Currently, three out of the six gates can be used while the plunge pool continues to deepen to a point it could go below the dam wall and cause collapse. As a result, the two governments resolved to expand the spill way and avoid possible damage to the wall.
“It’s only the phase one to reshape the plunge pool, to repair the damages, to create a new road and to create space…which is only the first phase,” said Thouvene.
The contractor said his company will give room to partner local contractors from both Zambia and Zimbabwe as part of its internal policy to partner locals.
“We will make room for local contractors as always, we will try to make most of local contractors be incorporated.
It’s our policy, we have been in Africa for 70 years and we have worked in 10 countries. Expatriates are just about 5% of our labour force. Most of our people are Africans because we are here to stay,” Thouvene said, adding his team is expected to be on the ground to commence operations by end of March.
“I am based in Paris, but my team will be here in a month,” he said.
Razel-Bec is a civil engineering firm that designs, funds, produces and operates public structures at national and international level. The organisation has done work on underground structures, roads, civil engineering structures, water and environment management and earthworks. In 2012, the company had 5 400 employees and a provisional turnover of some 800 million euros.
The European Union will contribute a US$100 million grant, followed by the World Bank US$75 million, the Swedish government US$20 million.
The African Development Bank will contribute a US$39 million loan as well as a US$36 million grant.
The Zambezi River Authority (ZRA) – a corporation jointly and equally owned by Zambia and Zimbabwe to derive the greatest advantages from the Zambezi river as well as manage the Kariba complex among other roles- will contribute US$19,2 million. ZRA chief executive Munyaradzi Munodawafa said the US$19,2 million had been generated from internal savings over the years into the project. ZRA reported a total income of US$27,5 million in 2015 up from US$23,1 million in 2014. Most of the revenues come from operating activities.

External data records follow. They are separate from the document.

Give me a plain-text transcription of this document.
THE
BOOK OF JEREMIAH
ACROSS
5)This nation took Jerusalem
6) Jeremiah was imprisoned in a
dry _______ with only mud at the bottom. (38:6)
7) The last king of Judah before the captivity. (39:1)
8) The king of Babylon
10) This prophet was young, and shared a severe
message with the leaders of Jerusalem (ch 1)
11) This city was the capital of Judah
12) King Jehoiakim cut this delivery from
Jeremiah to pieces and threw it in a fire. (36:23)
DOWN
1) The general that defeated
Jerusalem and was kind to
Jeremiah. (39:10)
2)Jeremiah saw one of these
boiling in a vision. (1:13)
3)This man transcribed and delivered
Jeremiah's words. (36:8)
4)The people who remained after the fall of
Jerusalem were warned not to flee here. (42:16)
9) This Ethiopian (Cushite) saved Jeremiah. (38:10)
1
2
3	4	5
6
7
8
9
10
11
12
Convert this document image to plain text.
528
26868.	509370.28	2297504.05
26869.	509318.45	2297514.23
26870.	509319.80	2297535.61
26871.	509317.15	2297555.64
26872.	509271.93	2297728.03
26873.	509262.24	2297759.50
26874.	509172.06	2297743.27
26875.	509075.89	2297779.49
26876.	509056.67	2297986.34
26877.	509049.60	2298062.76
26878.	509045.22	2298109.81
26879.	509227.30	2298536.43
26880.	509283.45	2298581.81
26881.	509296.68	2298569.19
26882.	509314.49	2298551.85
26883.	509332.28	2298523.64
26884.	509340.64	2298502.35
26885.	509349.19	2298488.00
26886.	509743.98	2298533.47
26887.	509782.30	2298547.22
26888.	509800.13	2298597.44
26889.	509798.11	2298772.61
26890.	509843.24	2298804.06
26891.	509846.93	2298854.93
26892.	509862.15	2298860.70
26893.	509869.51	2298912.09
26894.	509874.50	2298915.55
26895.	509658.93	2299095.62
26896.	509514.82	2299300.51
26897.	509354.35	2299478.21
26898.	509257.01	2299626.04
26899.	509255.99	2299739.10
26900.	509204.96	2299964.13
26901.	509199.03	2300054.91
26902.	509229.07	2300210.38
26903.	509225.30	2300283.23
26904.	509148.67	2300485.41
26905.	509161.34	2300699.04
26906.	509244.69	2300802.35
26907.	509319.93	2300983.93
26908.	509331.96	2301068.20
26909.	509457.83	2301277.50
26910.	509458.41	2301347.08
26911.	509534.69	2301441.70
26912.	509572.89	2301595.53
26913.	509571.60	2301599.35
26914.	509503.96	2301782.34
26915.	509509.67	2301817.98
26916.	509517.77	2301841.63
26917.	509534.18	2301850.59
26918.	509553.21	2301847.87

On behalf of the financiers World Bank country manager for Zambia Ina Ruthenberg told businessdigest financing of the project is made up of loans and grants.
She generally described them as soft loans.

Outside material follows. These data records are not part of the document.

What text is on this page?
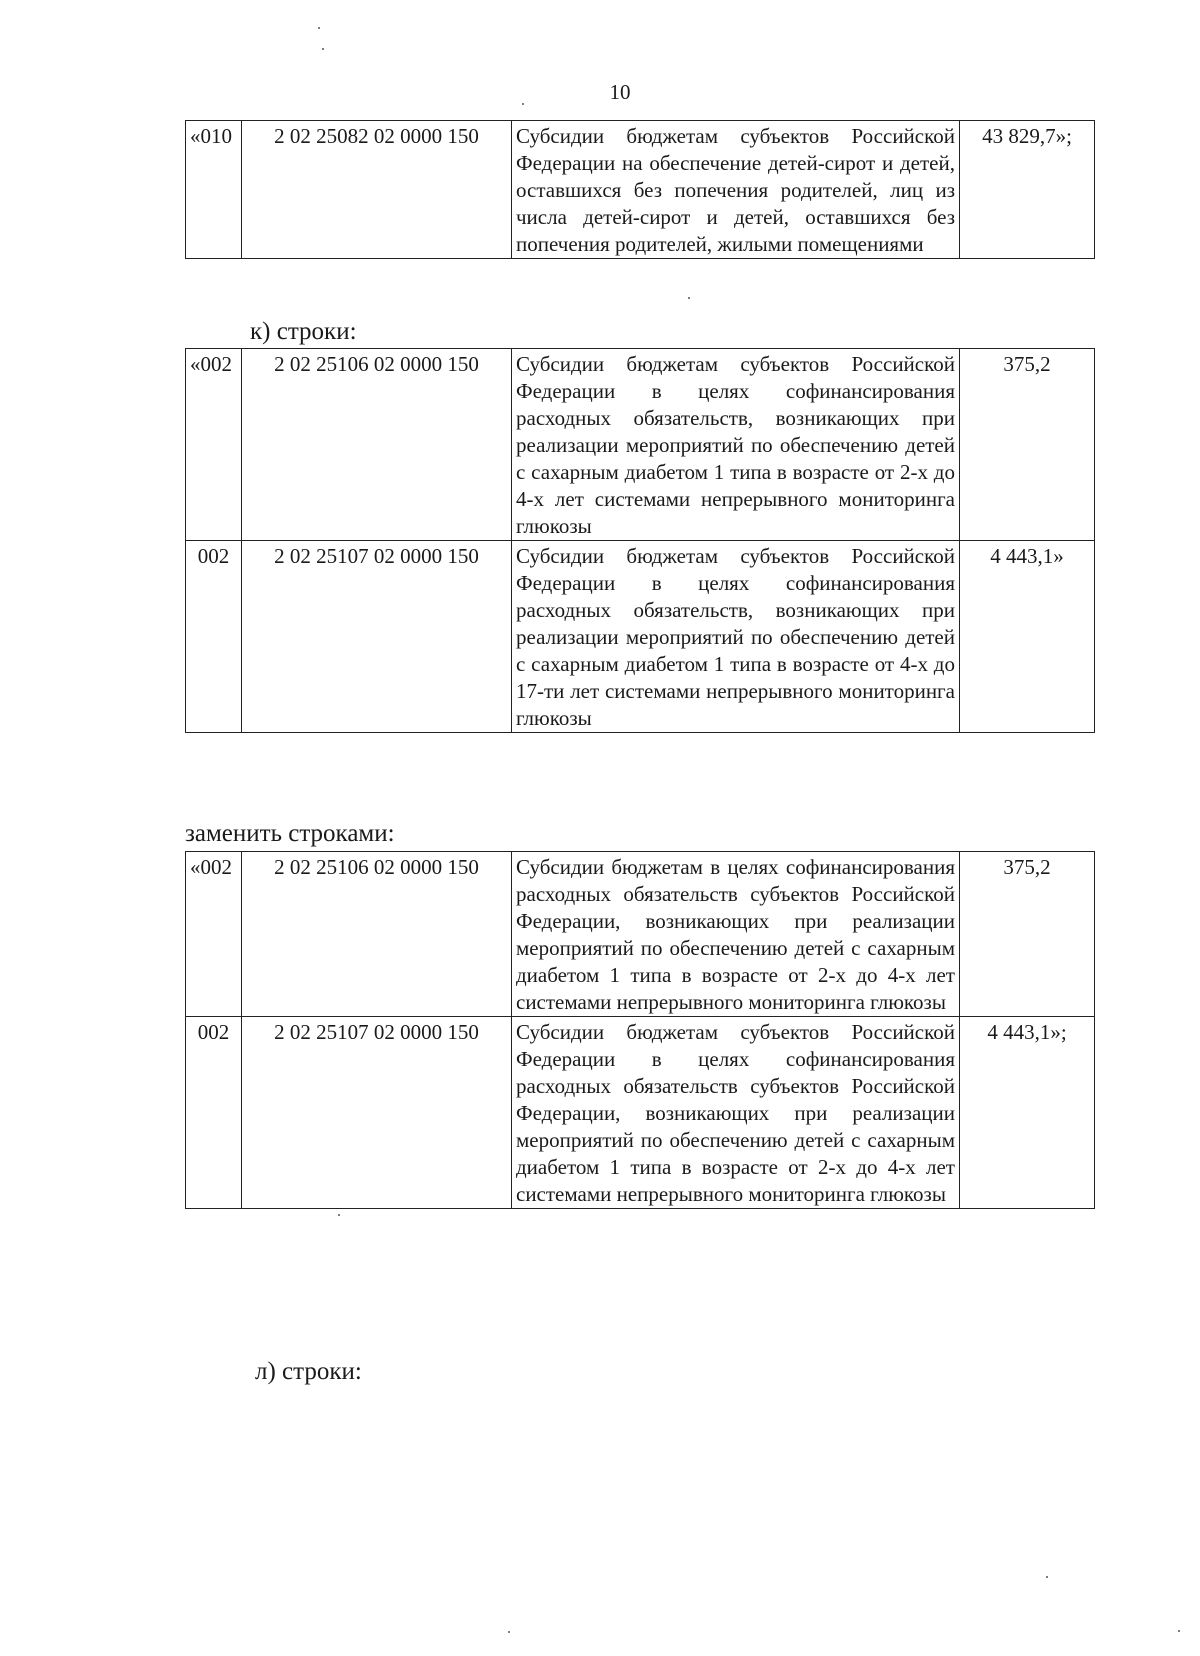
10
«010	2 02 25082 02 0000 150	Субсидии бюджетам субъектов Российской Федерации на обеспечение детей-сирот и детей, оставшихся без попечения родителей, лиц из числа детей-сирот и детей, оставшихся без попечения родителей, жилыми помещениями	43 829,7»;
к) строки:
«002	2 02 25106 02 0000 150	Субсидии бюджетам субъектов Российской Федерации в целях софинансирования расходных обязательств, возникающих при реализации мероприятий по обеспечению детей с сахарным диабетом 1 типа в возрасте от 2-х до 4-х лет системами непрерывного мониторинга глюкозы	375,2
002	2 02 25107 02 0000 150	Субсидии бюджетам субъектов Российской Федерации в целях софинансирования расходных обязательств, возникающих при реализации мероприятий по обеспечению детей с сахарным диабетом 1 типа в возрасте от 4-х до 17-ти лет системами непрерывного мониторинга глюкозы	4 443,1»
заменить строками:
«002	2 02 25106 02 0000 150	Субсидии бюджетам в целях софинансирования расходных обязательств субъектов Российской Федерации, возникающих при реализации мероприятий по обеспечению детей с сахарным диабетом 1 типа в возрасте от 2-х до 4-х лет системами непрерывного мониторинга глюкозы	375,2
002	2 02 25107 02 0000 150	Субсидии бюджетам субъектов Российской Федерации в целях софинансирования расходных обязательств субъектов Российской Федерации, возникающих при реализации мероприятий по обеспечению детей с сахарным диабетом 1 типа в возрасте от 2-х до 4-х лет системами непрерывного мониторинга глюкозы	4 443,1»;
л) строки:
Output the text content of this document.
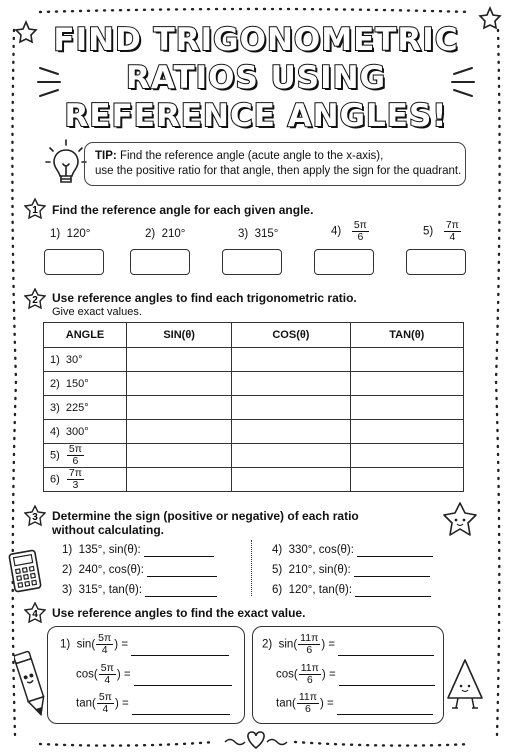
FIND TRIGONOMETRIC
RATIOS USING
REFERENCE ANGLES!
TIP: Find the reference angle (acute angle to the x-axis),
use the positive ratio for that angle, then apply the sign for the quadrant.
1 Find the reference angle for each given angle.
1) 120°	2) 210°	3) 315°	$4) \frac{5\pi}{6}$	$5) \frac{7\pi}{4}$
2 Use reference angles to find each trigonometric ratio.
Give exact values.
ANGLE	SIN(θ)	COS(θ)	TAN(θ)
1) 30°			
2) 150°			
3) 225°			
4) 300°			
$5) \frac{5\pi}{6}$

$6) \frac{7\pi}{3}$

3 Determine the sign (positive or negative) of each ratio
without calculating.
1) 135°, sin(θ):
2) 240°, cos(θ):
3) 315°, tan(θ):
4) 330°, cos(θ):
5) 210°, sin(θ):
6) 120°, tan(θ):
4 Use reference angles to find the exact value.
1) $\sin( \frac{5\pi}{4}$ ) =
$\cos( \frac{5\pi}{4}$ ) =
$\tan( \frac{5\pi}{4}$ ) =
2) $\sin( \frac{11\pi}{6}$ ) =
$\cos( \frac{11\pi}{6}$ ) =
$\tan( \frac{11\pi}{6}$ ) =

“The different partners have different conditions, but on behalf of the World Bank I can say it’s got a very long tenure and low rates and is coming under (the International Development Association) IDA. The tenure is about 25 years I think, it’s a very long window and it is replenished by banks every three years,” said Ruthernberg.
IDA is the part of the World Bank that supports anti-poverty programmes in the poorest developing countries with long-term, no-interest loans.
The US$300 million will be handed over to the Zambian government which will then release it to ZRA.
EU ambassador to Zambia Alessandro Mariani said: “This is not a loan but a grant. It’s better than a loan because it doesn’t have to be repaid. The grant is financed by the EU for the rehabilitation of the plunge pool and today we have signed a contract for the plunge pool … it will give a longer life to the dam so that we continue to produce energy to power Zimbabwe, Zambia and beyond.”
Munodawafa said if the dam collapses, 3,5 million people downstream, mostly in Mozambique, Malawi and Tanzania will be adversely affected.